Mais même si le gouvernement investit massivement, comment réussir le virage vers le soutien à domicile dans le contexte de pénurie de personnel? Selon la chercheuse, avec les sommes adéquates dans le réseau public, la main-d’œuvre qui a migré vers le secteur privé sera tentée de revenir au public puisque les établissements seront en mesure d’offrir des conditions de travail attrayantes.
Surtout pas chapeauté par Santé Québec, dit l’IRIS
L’IRIS est d’avis que la gestion des services à domicile ne doit pas être confiée à Santé Québec. «Déjà, avec les CISSS et les CIUSSS il y a eu une forte centralisation et une bureaucratisation des services, notamment en soutien à domicile. Et ça s’est traduit par une détérioration de la qualité des services, par une détérioration de l’accès aux services aussi», soutient Mme Plourde.
Elle poursuit en disant que «cette centralisation est venue avec l’imposition de méthodes de gestion très hiérarchiques, très axées sur des statistiques de reddition de comptes». Selon l’experte en politique de santé, ces méthodes ont eu pour effet de réduire l’autonomie des professionnels, de détériorer les conditions de travail et de déshumaniser les services.
«On considère qu’avec la création de Santé Québec on va encore plus loin dans cette direction, avec une centralisation encore plus grande des services», indique Mme Plourde. Elle souligne que les pays qui sont considérés comme des modèles en matière de soutien à domicile ont mis en place des services décentralisés, davantage gérés par des milieux locaux.

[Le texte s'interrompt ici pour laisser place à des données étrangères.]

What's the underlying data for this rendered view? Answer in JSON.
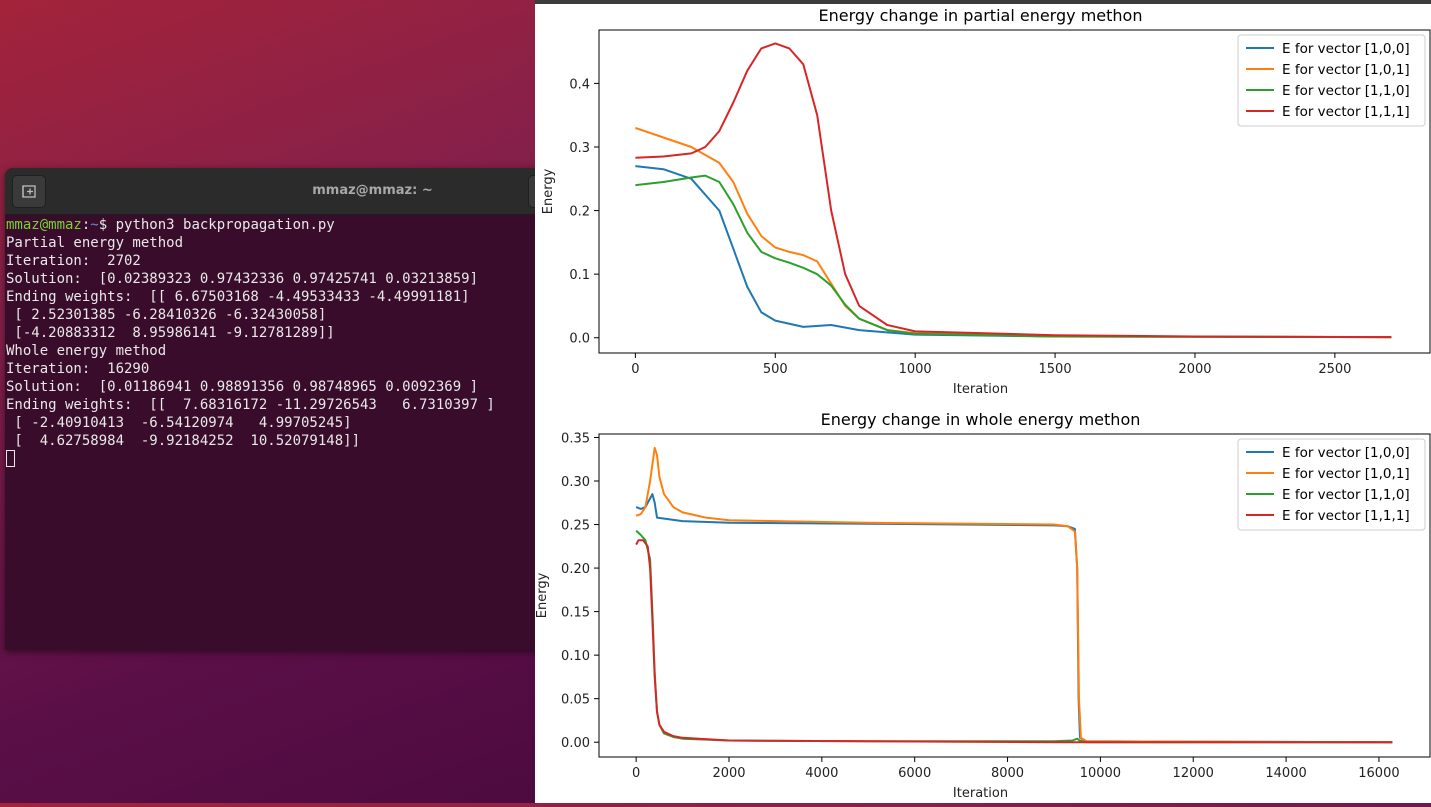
{
  "terminal": {
    "title": "mmaz@mmaz: ~",
    "prompt_user": "mmaz@mmaz",
    "prompt_sep": ":",
    "prompt_path": "~",
    "prompt_symbol": "$ ",
    "command": "python3 backpropagation.py",
    "lines": [
      "Partial energy method",
      "Iteration:  2702",
      "Solution:  [0.02389323 0.97432336 0.97425741 0.03213859]",
      "Ending weights:  [[ 6.67503168 -4.49533433 -4.49991181]",
      " [ 2.52301385 -6.28410326 -6.32430058]",
      " [-4.20883312  8.95986141 -9.12781289]]",
      "Whole energy method",
      "Iteration:  16290",
      "Solution:  [0.01186941 0.98891356 0.98748965 0.0092369 ]",
      "Ending weights:  [[  7.68316172 -11.29726543   6.7310397 ]",
      " [ -2.40910413  -6.54120974   4.99705245]",
      " [  4.62758984  -9.92184252  10.52079148]]"
    ]
  },
  "chart_data": [
    {
      "type": "line",
      "title": "Energy change in partial energy methon",
      "xlabel": "Iteration",
      "ylabel": "Energy",
      "xlim": [
        -130,
        2840
      ],
      "ylim": [
        -0.024,
        0.484
      ],
      "xticks": [
        0,
        500,
        1000,
        1500,
        2000,
        2500
      ],
      "yticks": [
        0.0,
        0.1,
        0.2,
        0.3,
        0.4
      ],
      "ytick_labels": [
        "0.0",
        "0.1",
        "0.2",
        "0.3",
        "0.4"
      ],
      "legend": "top-right",
      "series": [
        {
          "name": "E for vector [1,0,0]",
          "color": "#1f77b4",
          "points": [
            [
              0,
              0.27
            ],
            [
              100,
              0.265
            ],
            [
              200,
              0.25
            ],
            [
              300,
              0.2
            ],
            [
              350,
              0.14
            ],
            [
              400,
              0.08
            ],
            [
              450,
              0.04
            ],
            [
              500,
              0.027
            ],
            [
              600,
              0.017
            ],
            [
              700,
              0.02
            ],
            [
              800,
              0.012
            ],
            [
              1000,
              0.005
            ],
            [
              1500,
              0.002
            ],
            [
              2702,
              0.001
            ]
          ]
        },
        {
          "name": "E for vector [1,0,1]",
          "color": "#ff7f0e",
          "points": [
            [
              0,
              0.33
            ],
            [
              100,
              0.315
            ],
            [
              200,
              0.3
            ],
            [
              300,
              0.275
            ],
            [
              350,
              0.245
            ],
            [
              400,
              0.195
            ],
            [
              450,
              0.16
            ],
            [
              500,
              0.142
            ],
            [
              550,
              0.135
            ],
            [
              600,
              0.13
            ],
            [
              650,
              0.12
            ],
            [
              700,
              0.085
            ],
            [
              750,
              0.05
            ],
            [
              800,
              0.03
            ],
            [
              900,
              0.012
            ],
            [
              1000,
              0.007
            ],
            [
              1500,
              0.002
            ],
            [
              2702,
              0.001
            ]
          ]
        },
        {
          "name": "E for vector [1,1,0]",
          "color": "#2ca02c",
          "points": [
            [
              0,
              0.24
            ],
            [
              100,
              0.245
            ],
            [
              200,
              0.252
            ],
            [
              250,
              0.255
            ],
            [
              300,
              0.245
            ],
            [
              350,
              0.21
            ],
            [
              400,
              0.165
            ],
            [
              450,
              0.135
            ],
            [
              500,
              0.125
            ],
            [
              550,
              0.118
            ],
            [
              600,
              0.11
            ],
            [
              650,
              0.1
            ],
            [
              700,
              0.082
            ],
            [
              750,
              0.052
            ],
            [
              800,
              0.03
            ],
            [
              900,
              0.012
            ],
            [
              1000,
              0.006
            ],
            [
              1500,
              0.002
            ],
            [
              2702,
              0.001
            ]
          ]
        },
        {
          "name": "E for vector [1,1,1]",
          "color": "#d62728",
          "points": [
            [
              0,
              0.283
            ],
            [
              100,
              0.285
            ],
            [
              200,
              0.29
            ],
            [
              250,
              0.3
            ],
            [
              300,
              0.325
            ],
            [
              350,
              0.37
            ],
            [
              400,
              0.42
            ],
            [
              450,
              0.455
            ],
            [
              500,
              0.463
            ],
            [
              550,
              0.455
            ],
            [
              600,
              0.43
            ],
            [
              650,
              0.35
            ],
            [
              700,
              0.2
            ],
            [
              750,
              0.1
            ],
            [
              800,
              0.05
            ],
            [
              900,
              0.02
            ],
            [
              1000,
              0.01
            ],
            [
              1500,
              0.004
            ],
            [
              2000,
              0.002
            ],
            [
              2702,
              0.001
            ]
          ]
        }
      ]
    },
    {
      "type": "line",
      "title": "Energy change in whole energy methon",
      "xlabel": "Iteration",
      "ylabel": "Energy",
      "xlim": [
        -800,
        17100
      ],
      "ylim": [
        -0.017,
        0.354
      ],
      "xticks": [
        0,
        2000,
        4000,
        6000,
        8000,
        10000,
        12000,
        14000,
        16000
      ],
      "yticks": [
        0.0,
        0.05,
        0.1,
        0.15,
        0.2,
        0.25,
        0.3,
        0.35
      ],
      "ytick_labels": [
        "0.00",
        "0.05",
        "0.10",
        "0.15",
        "0.20",
        "0.25",
        "0.30",
        "0.35"
      ],
      "legend": "top-right",
      "series": [
        {
          "name": "E for vector [1,0,0]",
          "color": "#1f77b4",
          "points": [
            [
              0,
              0.27
            ],
            [
              100,
              0.268
            ],
            [
              200,
              0.27
            ],
            [
              300,
              0.28
            ],
            [
              350,
              0.285
            ],
            [
              400,
              0.275
            ],
            [
              450,
              0.258
            ],
            [
              1000,
              0.254
            ],
            [
              2000,
              0.252
            ],
            [
              5000,
              0.251
            ],
            [
              9000,
              0.249
            ],
            [
              9300,
              0.248
            ],
            [
              9450,
              0.245
            ],
            [
              9500,
              0.2
            ],
            [
              9530,
              0.05
            ],
            [
              9560,
              0.005
            ],
            [
              9700,
              0.001
            ],
            [
              16290,
              0.0
            ]
          ]
        },
        {
          "name": "E for vector [1,0,1]",
          "color": "#ff7f0e",
          "points": [
            [
              0,
              0.26
            ],
            [
              100,
              0.262
            ],
            [
              200,
              0.27
            ],
            [
              300,
              0.3
            ],
            [
              400,
              0.338
            ],
            [
              450,
              0.33
            ],
            [
              500,
              0.305
            ],
            [
              600,
              0.285
            ],
            [
              800,
              0.27
            ],
            [
              1000,
              0.264
            ],
            [
              1500,
              0.258
            ],
            [
              2000,
              0.255
            ],
            [
              5000,
              0.252
            ],
            [
              9000,
              0.25
            ],
            [
              9300,
              0.248
            ],
            [
              9450,
              0.242
            ],
            [
              9500,
              0.2
            ],
            [
              9540,
              0.05
            ],
            [
              9580,
              0.005
            ],
            [
              9700,
              0.001
            ],
            [
              16290,
              0.0
            ]
          ]
        },
        {
          "name": "E for vector [1,1,0]",
          "color": "#2ca02c",
          "points": [
            [
              0,
              0.243
            ],
            [
              100,
              0.238
            ],
            [
              200,
              0.232
            ],
            [
              300,
              0.21
            ],
            [
              350,
              0.15
            ],
            [
              400,
              0.08
            ],
            [
              450,
              0.035
            ],
            [
              500,
              0.02
            ],
            [
              600,
              0.01
            ],
            [
              800,
              0.006
            ],
            [
              1000,
              0.004
            ],
            [
              2000,
              0.002
            ],
            [
              5000,
              0.001
            ],
            [
              9000,
              0.001
            ],
            [
              9400,
              0.002
            ],
            [
              9500,
              0.004
            ],
            [
              9550,
              0.002
            ],
            [
              9700,
              0.0
            ],
            [
              16290,
              0.0
            ]
          ]
        },
        {
          "name": "E for vector [1,1,1]",
          "color": "#d62728",
          "points": [
            [
              0,
              0.227
            ],
            [
              50,
              0.232
            ],
            [
              150,
              0.232
            ],
            [
              250,
              0.225
            ],
            [
              300,
              0.2
            ],
            [
              350,
              0.14
            ],
            [
              400,
              0.075
            ],
            [
              450,
              0.035
            ],
            [
              500,
              0.02
            ],
            [
              600,
              0.012
            ],
            [
              800,
              0.007
            ],
            [
              1000,
              0.005
            ],
            [
              2000,
              0.002
            ],
            [
              5000,
              0.001
            ],
            [
              9000,
              0.0
            ],
            [
              16290,
              0.0
            ]
          ]
        }
      ]
    }
  ]
}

L’IRIS croit que le Québec devrait aller dans cette direction en confiant ces services à de nouvelles instances locales avec une gestion de proximité pour être en mesure de bien adapter les services aux besoins de la population.
«On propose de confier la prestation des services aux CLSC, donc que ce soit les employés des CLSC qui soient responsables de donner les services parce qu’actuellement, ces services sont sous-traités à des fournisseurs privés. Et on recommande de confier la gestion de ces services à des pôles sociaux, donc des instances démocratiques locales qui seraient réparties sur l’ensemble du territoire québécois», détaille Mme Plourde.
Pour l’aspect de gestion, il s’agirait de la création de nouvelles instances qui seraient élues démocratiquement. Dans la vision de l’IRIS, des représentants de la population, des professionnels et des gestionnaires feraient partie de ces groupes de gestion. Les CLSC devraient rendre des comptes à ces instances.
La Coalition pour la dignité des aînés voit d’un bon œil la proposition que la prestation des soins à domicile soit faite par le personnel des CLSC, soulignant que plusieurs organisations le demandent depuis des années. «Nos CLSC doivent être plus que des guichets d’information. On doit les doter des ressources spécialisées adéquates pour qu’ils soient en mesure d’évaluer les besoins des aînés, d’offrir le soin requis s’il est plus efficace de le faire directement, sinon de référer l’aîné au bon professionnel ou au bon prestataire de soins et services à domicile», fait valoir Mme Tremblay.